Democrats Question Mnuchin’s Business Deal with Billionaire Blavatnik

California lawmaker Jackie Speier, a member of the House Intelligence Committee, sent a letter to U.S. Treasury Secretary Steven Mnuchin last week seeking information about a deal he reportedly struck in 2017 with Ukrainian billionaire Leonid Blavatnik, an associate of sanctioned Russian oligarch Oleg Deripaska, Buzzfeed News reports.

Writing that she has “serious concerns” about Mnuchin selling his shares in RatPac-Dune Entertainment to Blavatnik for roughly $25 million, she noted the move is “especially alarming” in light of media reports suggesting that Deripaska’s divestments may end up benefiting family members, other oligarchs, and a state-controlled Russian bank.

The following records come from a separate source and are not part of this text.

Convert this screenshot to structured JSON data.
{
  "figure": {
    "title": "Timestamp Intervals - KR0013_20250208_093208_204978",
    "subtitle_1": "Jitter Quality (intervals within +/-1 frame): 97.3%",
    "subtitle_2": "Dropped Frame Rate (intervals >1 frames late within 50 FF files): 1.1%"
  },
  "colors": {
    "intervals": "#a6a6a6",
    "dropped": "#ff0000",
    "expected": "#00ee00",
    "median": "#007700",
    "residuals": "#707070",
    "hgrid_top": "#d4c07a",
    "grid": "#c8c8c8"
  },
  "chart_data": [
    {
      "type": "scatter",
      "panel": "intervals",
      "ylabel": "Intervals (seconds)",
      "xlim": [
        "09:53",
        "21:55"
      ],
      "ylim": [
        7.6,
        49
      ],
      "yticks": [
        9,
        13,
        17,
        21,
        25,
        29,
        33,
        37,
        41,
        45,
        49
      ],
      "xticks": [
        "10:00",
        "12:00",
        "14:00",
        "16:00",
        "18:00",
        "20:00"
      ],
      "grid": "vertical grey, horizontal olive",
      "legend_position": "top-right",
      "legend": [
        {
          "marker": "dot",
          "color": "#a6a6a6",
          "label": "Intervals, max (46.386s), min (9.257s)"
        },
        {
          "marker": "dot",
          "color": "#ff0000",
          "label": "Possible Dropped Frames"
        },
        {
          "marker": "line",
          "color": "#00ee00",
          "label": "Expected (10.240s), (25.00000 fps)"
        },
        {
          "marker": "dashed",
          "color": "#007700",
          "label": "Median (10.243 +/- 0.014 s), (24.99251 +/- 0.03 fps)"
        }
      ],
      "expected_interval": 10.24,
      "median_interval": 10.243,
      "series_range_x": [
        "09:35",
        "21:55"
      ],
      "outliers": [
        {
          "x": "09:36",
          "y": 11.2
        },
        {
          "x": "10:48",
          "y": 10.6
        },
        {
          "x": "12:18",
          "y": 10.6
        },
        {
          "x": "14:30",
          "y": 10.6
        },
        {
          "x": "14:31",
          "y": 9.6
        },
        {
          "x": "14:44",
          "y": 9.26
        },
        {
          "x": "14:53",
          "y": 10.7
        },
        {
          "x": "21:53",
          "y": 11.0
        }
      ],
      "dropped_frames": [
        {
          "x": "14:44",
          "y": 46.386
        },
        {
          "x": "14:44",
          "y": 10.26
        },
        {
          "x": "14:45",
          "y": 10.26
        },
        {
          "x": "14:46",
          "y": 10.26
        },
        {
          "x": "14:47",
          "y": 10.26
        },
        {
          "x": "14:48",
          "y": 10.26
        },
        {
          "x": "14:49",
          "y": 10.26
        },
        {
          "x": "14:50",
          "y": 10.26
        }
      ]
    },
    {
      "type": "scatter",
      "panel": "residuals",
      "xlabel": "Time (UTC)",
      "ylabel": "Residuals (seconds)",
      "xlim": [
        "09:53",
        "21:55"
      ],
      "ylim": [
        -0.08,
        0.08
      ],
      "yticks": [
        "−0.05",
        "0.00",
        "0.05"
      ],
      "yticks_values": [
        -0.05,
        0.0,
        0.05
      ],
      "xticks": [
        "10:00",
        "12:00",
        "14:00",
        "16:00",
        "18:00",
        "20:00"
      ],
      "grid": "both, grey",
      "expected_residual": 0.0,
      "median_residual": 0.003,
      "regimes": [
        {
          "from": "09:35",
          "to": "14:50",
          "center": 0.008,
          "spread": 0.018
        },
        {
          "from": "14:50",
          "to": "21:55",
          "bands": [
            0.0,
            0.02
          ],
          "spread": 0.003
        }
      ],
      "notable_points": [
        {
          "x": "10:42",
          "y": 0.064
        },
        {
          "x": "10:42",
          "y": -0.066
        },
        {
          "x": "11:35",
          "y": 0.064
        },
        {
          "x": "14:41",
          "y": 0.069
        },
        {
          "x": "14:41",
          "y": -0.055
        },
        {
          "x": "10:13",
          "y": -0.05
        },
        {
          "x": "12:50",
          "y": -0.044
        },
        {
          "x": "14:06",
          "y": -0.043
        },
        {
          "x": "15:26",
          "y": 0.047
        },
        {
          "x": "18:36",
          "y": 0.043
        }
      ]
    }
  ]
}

Blavatnik, the letter notes, co-owns aluminum company Sual Partners with another sanctioned oligarch, Viktor Vekselberg, and Sual “is a major shareholder” of Rusal, one of Deripaska’s sanctioned companies. It also notes that Blavatnik formerly served on Rusal’s board and that one of his companies donated $1 million to Trump’s inaugural fund.

A billionaire with close ties to the Kremlin, Deripaska himself has remained personally sanctioned by the Treasury Department, but measures imposed on his companies earlier this year roiled global metals markets.

After what was reported to be a sustained lobbying campaign, the companies, which included Rusal and En+, succeeded in persuading the Treasury Department to lift the sanctions, and that Deripaska would divest some of his holdings, resolving the issue.

According to the New York Times, a binding confidential document signed by the Trump administration and Deripaska suggests that the agreement the administration negotiated with the companies controlled by the oligarch may have been less punitive than advertised.

The deal contains provisions that free him from hundreds of millions of dollars in debt while leaving him and his allies with majority ownership of his most important company, the document shows.